Attention deficit hyperactivity disorder (ADHD) is a mental health condition affecting a huge number of children, adolescents and sometimes adults. The patients exhibit the symptoms of hyperactivity, inattention and impulsivity. Overview of ADHD
Children with ADHD are usually seen to have difficulties in managing their emotions and organizing themselves. They tend to get into a trouble at school and elsewhere because of their inability to process information before reacting.
While being particularly common in children, the disorder is seen across all age groups except in geriatric individuals. ADHD affects people from all races and ethnicities equally.
Psychological wiring of the brain of an individual with ADHD is different from that of an unaffected individual. Imbalances in the levels of dopamine and norepinephrine in the brain are commonly seen in the patients with ADHD.
The frontostriatal circuit of the brains of ADHD patients has been the area of focus for several studies aiming to understand neural responses in ADHD patients.
Large scale trials with samples from diverse geographical populations are being carried out to understand the patterns of ADHD, its prognosis, and its association with other concurrent mental health conditions in a better manner.
ADHD, just like any other neurological condition, is often associated with mental disorder comorbidity. More than 60% children with ADHD are reported to have one or more co-existing mental health conditions.
The typical challenge these comorbidities present is that their symptoms are often overlapping with those of ADHD. Because of this, oftentimes an accurate diagnosis becomes extremely complicated. The inaccuracy or delay in diagnosis can be a major concern affecting the mental health and quality of life of the patient.
A comprehensive evaluation of all the symptoms, medical history, and various psychometric tests help a psychiatrist to reach to a conclusive diagnosis of ADHD and any other comorbid conditions.
Commonly reported conditions co-existing with ADHD can be classified into three major categories:
Included under this umbrella are depression, anxiety, and bipolar disorder.
When children face difficulties in coping, especially when they face problems at school due to ADHD, they tend to feel extremely sad and hopeless. As such, ADHD patients face difficulties paying attention to things and organizing themselves, which are magnified when coupled with depression.
Approximately 10-15% of the children with ADHD suffer from comorbid depression. These patients often have suicidal inclinations due to lack of self-worth.
While worries and fears are normal elements of growth, an excessive amount of fear causes anxiety disorder in children. At least 20% children with ADHD suffer from one of the following types of anxiety disorder:
General anxiety disorder – Constant state of fearfulness about the future and things happening in life
Separation anxiety disorder – Excessive fear of being away from the family or a figure of attachment
Social anxiety disorder – Feeling of being constantly worried while meeting people and an inability to socialize
Some children with ADHD are also reported to have developed bipolar disorder. They experience mood swings characterized by periods of extreme happiness and extreme anger or irritation.

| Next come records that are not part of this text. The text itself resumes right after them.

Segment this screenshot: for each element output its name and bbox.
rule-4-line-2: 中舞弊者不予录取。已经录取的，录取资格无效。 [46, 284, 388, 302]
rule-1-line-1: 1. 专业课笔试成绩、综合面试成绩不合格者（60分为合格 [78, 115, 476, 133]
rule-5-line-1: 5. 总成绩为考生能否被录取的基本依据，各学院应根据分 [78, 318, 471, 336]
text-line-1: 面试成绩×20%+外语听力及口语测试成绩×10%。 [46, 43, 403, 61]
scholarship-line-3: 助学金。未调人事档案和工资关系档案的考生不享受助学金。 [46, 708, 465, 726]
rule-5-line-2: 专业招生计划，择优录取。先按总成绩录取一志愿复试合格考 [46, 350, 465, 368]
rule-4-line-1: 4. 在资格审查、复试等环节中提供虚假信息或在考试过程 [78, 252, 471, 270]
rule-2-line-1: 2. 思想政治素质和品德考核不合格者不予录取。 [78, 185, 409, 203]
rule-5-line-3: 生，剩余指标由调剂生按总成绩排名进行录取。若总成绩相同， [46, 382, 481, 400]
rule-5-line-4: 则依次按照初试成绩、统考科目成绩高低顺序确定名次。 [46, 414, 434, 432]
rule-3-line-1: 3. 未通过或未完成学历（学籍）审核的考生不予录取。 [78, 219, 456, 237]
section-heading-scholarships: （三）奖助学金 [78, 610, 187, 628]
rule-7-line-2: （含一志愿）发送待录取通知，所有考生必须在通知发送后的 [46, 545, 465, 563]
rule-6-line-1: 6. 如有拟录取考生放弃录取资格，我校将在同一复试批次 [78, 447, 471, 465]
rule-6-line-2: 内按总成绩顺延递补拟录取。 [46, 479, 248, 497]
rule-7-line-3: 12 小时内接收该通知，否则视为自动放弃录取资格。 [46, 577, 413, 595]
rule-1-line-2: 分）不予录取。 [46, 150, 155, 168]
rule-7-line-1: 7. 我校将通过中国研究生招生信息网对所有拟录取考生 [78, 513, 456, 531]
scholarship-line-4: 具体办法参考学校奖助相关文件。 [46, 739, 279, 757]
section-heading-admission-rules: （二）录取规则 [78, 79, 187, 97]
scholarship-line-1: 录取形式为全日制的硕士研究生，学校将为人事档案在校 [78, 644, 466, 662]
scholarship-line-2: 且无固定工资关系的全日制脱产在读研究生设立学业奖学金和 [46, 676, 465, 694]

An early diagnosis of comorbid mood disorders is very crucial in the management of these conditions. Talking openly to the family members, and doctor of these patients can help a lot.
Psychiatrists often prefer cognitive behavioral therapy (CBT) for curing these ailments over antidepressant and anxiolytic medications in children.
Conduct disorder (CD): It is characterized by marked and unreasonable aggression. Patients with CD are likely to cause serious injuries to themselves and others. They tend to break rules and often damage others’ property on purpose. The diagnosis of ADHD in a child increases the likelihood of the diagnosis of CD.
Oppositional defiant disorder (ODD): ODD is characterized by persistent defiant behavior around known people such as family members, friends, and peers. Children with ODD often get angry, lose their temper, and behave disrespectfully. In extreme cases, they also tend to hurt individuals who they believe have hurt them.
Tourette syndrome: While relatively rare, this condition is generally accompanied by ADHD. Children with Tourette syndrome typically display repetitive mannerisms including blinking eyes, clearing throats and sniffing.
Around 25% of the children with ADHD are diagnosed with at least one behavioral/conduct related condition. As always, early treatment can work wonders.
Conduct and behavioral problems are usually handled by the behavioral training of parents,; thebehavioral treatment of the child, and sometimes medications.
In addition to inattentiveness (a classic ADHD symptom), children with ADHD often suffer from other learning disabilities. These include dysgraphia (difficulty in writing), dyslexia (difficulty in identifying letters correctly), and dyscalculia (difficulty with processing numbers).
Co-existence of other mental health conditions with ADHD is statistically proven based on the available data. Scientists believe that stimulation of common physiological pathways and regions of the brain are responsible for comorbid neurological disorders.
Further research is indeed essential to pinpoint particular regions of the brain causing these comorbidities to arise and to develop targeted treatment approaches for these conditions.